Making a clear distinction between the two most popular monotheistic faiths, Burke argued that Islam’s God “is a governor.” In contrast, Christianity’s God is “giver of revelation,” Burke explained, saying that for Catholics, God’s law is written “on our hearts” and “we’re given a divine grace to live according to that law.”
“I don’t believe it’s true that we’re all worshipping the same God, because the God of Islam is a governor,” he elaborated. “In other words, fundamentally Islam is, Sharia is their law, and that law, which comes from Allah, must dominate every man eventually.”

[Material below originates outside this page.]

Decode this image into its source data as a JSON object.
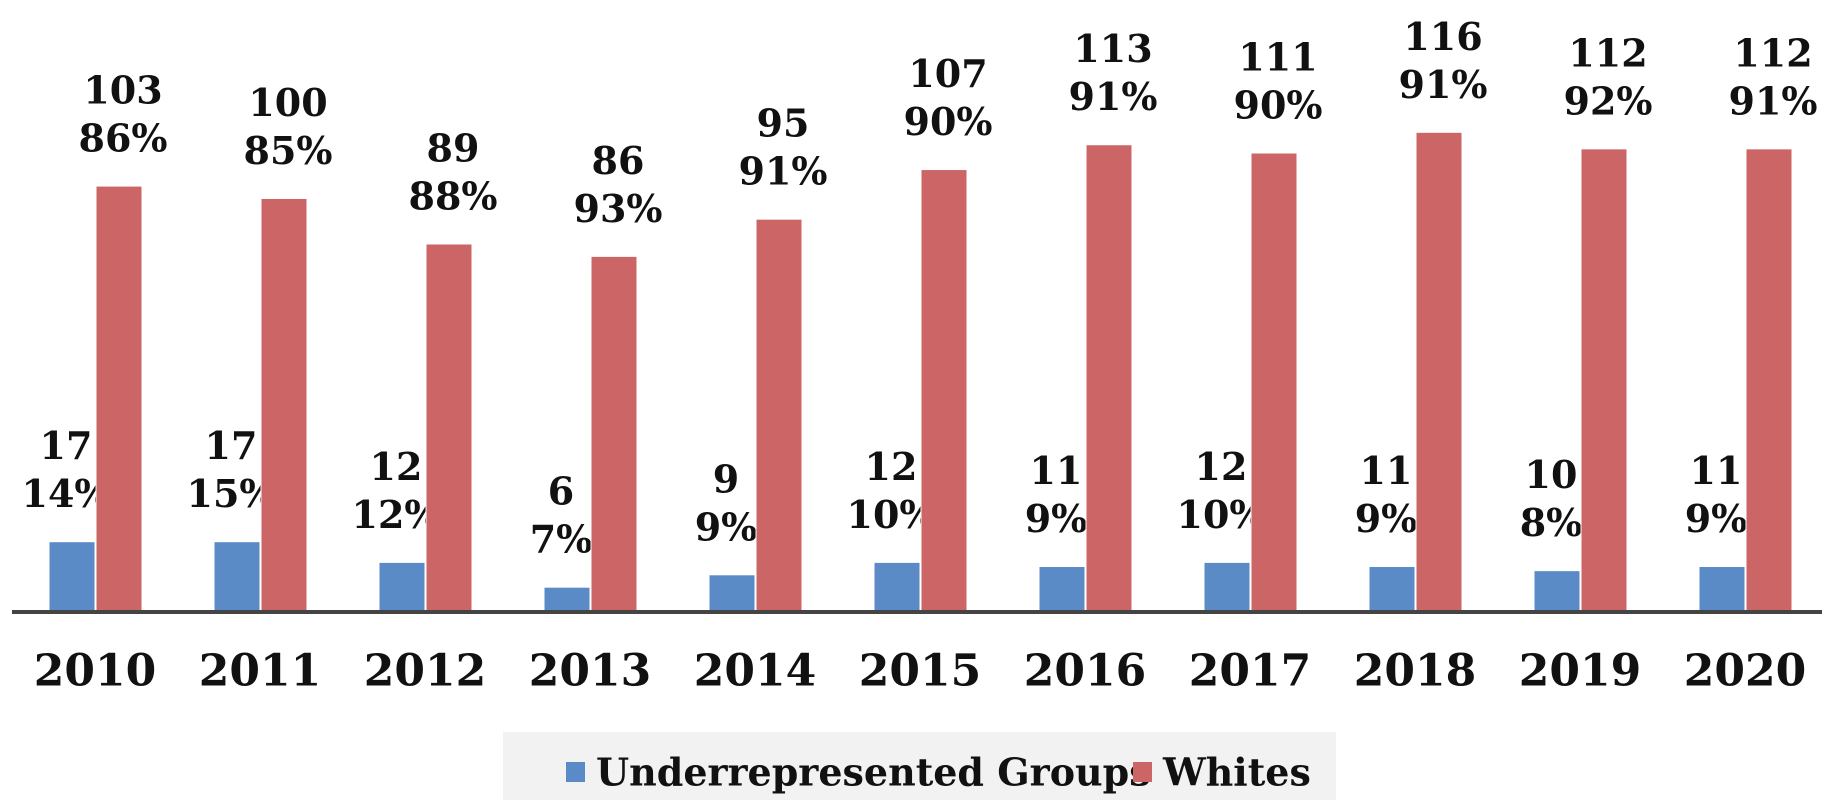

Warning parishioners about the dangers of cultural relativism, Burke stated that Christians have to proactively assert the truth about their faith without giving credence to politically correct distortions. READ FULL STORY HERE
REMNANT COMMENT: This, of course, flies directly in the face of the prevailing novel teachings of the Second Vatican Council, which in its Dogmatic Constitution on the Church, Lumen Gentium declared:
The plan of salvation also includes those who acknowledge the Creator, in the first place amongst whom are the Muslims; these profess to hold the faith of Abraham, and together with us they adore the one, merciful God, mankind’s judge on the last day.
The Second Vatican Council’s Declaration on the Relation of the Church to Non-Christian Religions, Nostra Aetate, is even more specific:
The Church regards with esteem also the Moslems. They adore the one God, living and subsisting in Himself; merciful and all-powerful, the Creator of heaven and earth, who has spoken to men; they take pains to submit wholeheartedly to even his inscrutable decrees, just as Abraham, with whom the faith of Islam takes pleasure in linking itself, submitted to God.
And Pope John Paul II reiterated this novelty on many occasions, perhaps most notably in his August 19, 1985 address to young Muslims in Morocco:
Christians and Muslims, we have many things in common, as believers and as human beings. We live in the same world, marked by many signs of hope, but also by multiple signs of anguish. For us, Abraham is a very model of faith in God, of submission to his will and of confidence in his goodness. We believe in the same God, the one God, the living God, the God who created the world and brings his creatures to their perfection.
Cardinal Raymond Burke is going where few high-ranking churchmen have dared to go over the past half-century. He is now challenging key elements of the post-conciliar regime of novelty, making him without doubt one of the most courageous cardinals in the Church today. Pray for him, and ask God to watch over and protect him always.